He thought, disappointedly:
"Am I not to see her Little Nobody?"
Apparently not, for no one entered, and madame sat contentedly by his side, talking arch nothings to him, fluttering her fan coquettishly, and laughing at his careless repartee. Not a word all the while of her whom madame had sworn should pay for her madcap freak of to-day.
By and by came Carmontelle, Remond, and Markham. They laughed at finding Van Zandt before them.
"But, madame, where is your Little Nobody?" queried the gay Carmontelle. "We are come to lay our hearts at her feet. Know that she has supplanted you in the adoration of the Jockey Club. Her victory to-day makes us all her slaves."
Madame gave utterance to a light, mocking laugh as she touched the gilded bell-cord close to her hand, and all eyes turned to the door. Five, almost ten, minutes passed, then it was softly opened, and a girl came in with a silver salver heaped high with luscious tropical fruit.
Van Zandt recognized her as the winner of the race by the wealth of tawny golden hair that flowed down her back below her slim, girlish waist. He waited, with his eyes on the strange young face, for madame to speak some words of introduction, but none came. Just as any other servant might have entered, so was this girl permitted to enter. The fellows from the Jockey Club nodded familiarly at her, and received a sulky stare in return as she dispensed her fruit among them with impatient courtesy.
When she paused, last of all, before Mme. Lorraine, with her salver of fruit, she seemed first to observe the tall, fair man by her side. She started and fixed her big, solemn, dark eyes half wonderingly upon him, and for a second they gazed silently and curiously at each other.

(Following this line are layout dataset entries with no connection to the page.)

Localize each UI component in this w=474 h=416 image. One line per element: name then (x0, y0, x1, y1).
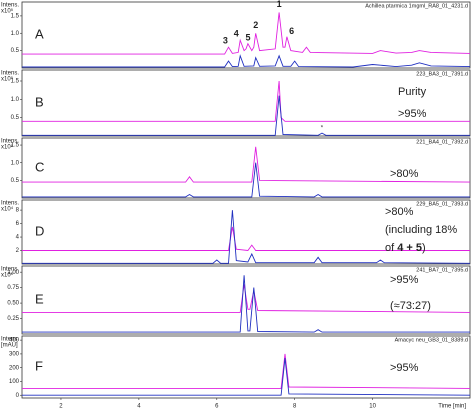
y-tick-label: 400 (9, 338, 20, 344)
y-tick-label: 0.25 (7, 316, 19, 322)
y-tick-label: 1.5 (11, 143, 20, 149)
annotation: (≈73:27) (390, 300, 431, 312)
peak-label: 6 (289, 26, 294, 36)
y-tick-label: 0.5 (11, 48, 20, 54)
y-tick-label: 1.5 (11, 79, 20, 85)
panel-frame (21, 199, 471, 265)
impurity-marker: * (321, 126, 324, 132)
annotation: >95% (398, 108, 427, 120)
annotation-part: 4 + 5 (397, 242, 422, 254)
panel-frame (21, 265, 471, 335)
x-label: Time [min] (438, 404, 466, 410)
annotation: of 4 + 5) (385, 242, 426, 254)
annotation: Purity (398, 86, 427, 98)
y-tick-label: 0.75 (7, 285, 19, 291)
peak-label: 4 (234, 28, 239, 38)
trace (22, 357, 471, 396)
y-tick-label: 8 (16, 208, 20, 214)
x-tick-label: 2 (59, 404, 63, 410)
annotation-part: >95% (390, 274, 419, 286)
y-tick-label: 1.0 (11, 97, 20, 103)
trace (22, 54, 471, 68)
y-tick-label: 1.0 (11, 160, 20, 166)
panel-frame (21, 1, 471, 69)
annotation: (including 18% (385, 224, 457, 236)
x-tick-label: 6 (215, 404, 219, 410)
trace (22, 12, 471, 55)
trace (22, 353, 471, 389)
annotation-part: (≈73:27) (390, 300, 431, 312)
panel-label: C (35, 159, 44, 174)
y-unit: [mAU] (1, 343, 18, 349)
y-tick-label: 1.5 (11, 13, 20, 19)
peak-label: 1 (277, 0, 282, 9)
trace (22, 284, 471, 313)
annotation-part: (including 18% (385, 224, 457, 236)
y-label: Intens. (1, 337, 19, 343)
panel-label: E (35, 291, 44, 306)
y-unit: x10⁵ (1, 76, 14, 83)
file-name: 229_BA5_01_7393.d (416, 201, 468, 207)
x-tick-label: 10 (369, 404, 376, 410)
y-tick-label: 300 (9, 351, 20, 357)
y-tick-label: 100 (9, 379, 20, 385)
annotation-part: >80% (390, 168, 419, 180)
file-name: 221_BA4_01_7392.d (416, 139, 468, 145)
annotation: >80% (385, 206, 414, 218)
y-tick-label: 6 (16, 221, 20, 227)
y-tick-label: 0.5 (11, 178, 20, 184)
panel-label: F (35, 358, 43, 373)
panel-label: B (35, 94, 44, 109)
x-tick-label: 8 (293, 404, 297, 410)
y-unit: x10⁴ (1, 206, 14, 213)
annotation: >80% (390, 168, 419, 180)
annotation-part: >95% (390, 362, 419, 374)
y-tick-label: 2 (16, 248, 20, 254)
file-name: Achillea ptarmica 1mgml_RA8_01_4231.d (365, 3, 468, 9)
annotation: >95% (390, 362, 419, 374)
trace (22, 80, 470, 122)
trace (22, 146, 471, 183)
annotation-part: ) (422, 242, 426, 254)
annotation-part: of (385, 242, 397, 254)
file-name: 241_BA7_01_7395.d (416, 267, 468, 273)
trace (22, 95, 470, 136)
trace (22, 275, 470, 333)
y-tick-label: 0.5 (11, 115, 20, 121)
trace (22, 162, 470, 198)
peak-label: 5 (245, 33, 250, 43)
panel-label: D (35, 223, 44, 238)
y-unit: x10⁵ (1, 8, 14, 15)
y-tick-label: 0.50 (7, 301, 19, 307)
panel-frame (21, 137, 471, 199)
panel-frame (21, 335, 471, 399)
peak-label: 3 (223, 35, 228, 45)
panel-label: A (35, 26, 44, 41)
annotation: >95% (390, 274, 419, 286)
file-name: Amacyc neu_GB3_01_8389.d (395, 337, 468, 343)
y-label: Intens. (1, 139, 19, 145)
y-label: Intens. (1, 201, 19, 207)
panel-frame (21, 69, 471, 137)
y-tick-label: 4 (16, 235, 20, 241)
y-unit: x10⁵ (1, 272, 14, 279)
y-tick-label: 1.0 (11, 31, 20, 37)
y-unit: x10⁵ (1, 144, 14, 151)
trace (22, 210, 471, 264)
y-tick-label: 0 (16, 393, 20, 399)
y-label: Intens. (1, 267, 19, 273)
y-tick-label: 1.00 (7, 270, 19, 276)
y-label: Intens. (1, 71, 19, 77)
y-label: Intens. (1, 3, 19, 9)
peak-label: 2 (253, 20, 258, 30)
annotation-part: Purity (398, 86, 427, 98)
file-name: 223_BA3_01_7391.d (416, 71, 468, 77)
y-tick-label: 200 (9, 365, 20, 371)
trace (22, 226, 470, 251)
annotation-part: >95% (398, 108, 427, 120)
annotation-part: >80% (385, 206, 414, 218)
x-tick-label: 4 (137, 404, 141, 410)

He saw a girl of fifteen or so, very petite for her age, and made to look more so by the fashion of her dress, which consisted mainly of a loosely fashioned white embroidered slip, low in the neck, short in the sleeves, and so short in the skirt that it reached the verge of immodesty by betraying much more than the conventional limit of the tapering ankles and rounded limbs. Madame had evidently aimed more at picturesqueness than propriety in choosing her dress, and she had certainly attained her point. Anything more full of unstudied grace and unconscious beauty than the little serving-maid it would be hard to imagine. The contrast of tawny golden hair with dark eyes and slender, jetty brows, with features molded in the most bewitching lines, and form as perfect as a sculptor's model, made up a tout ensemble very pleasing to the journalist's observant eyes. There was but one defect, and that was a certain sullenness of eyes and expression that bespoke a fiery spirit at bay, a nature full of repressed fire and passion ready to burst into lava-flame at a touch, a word.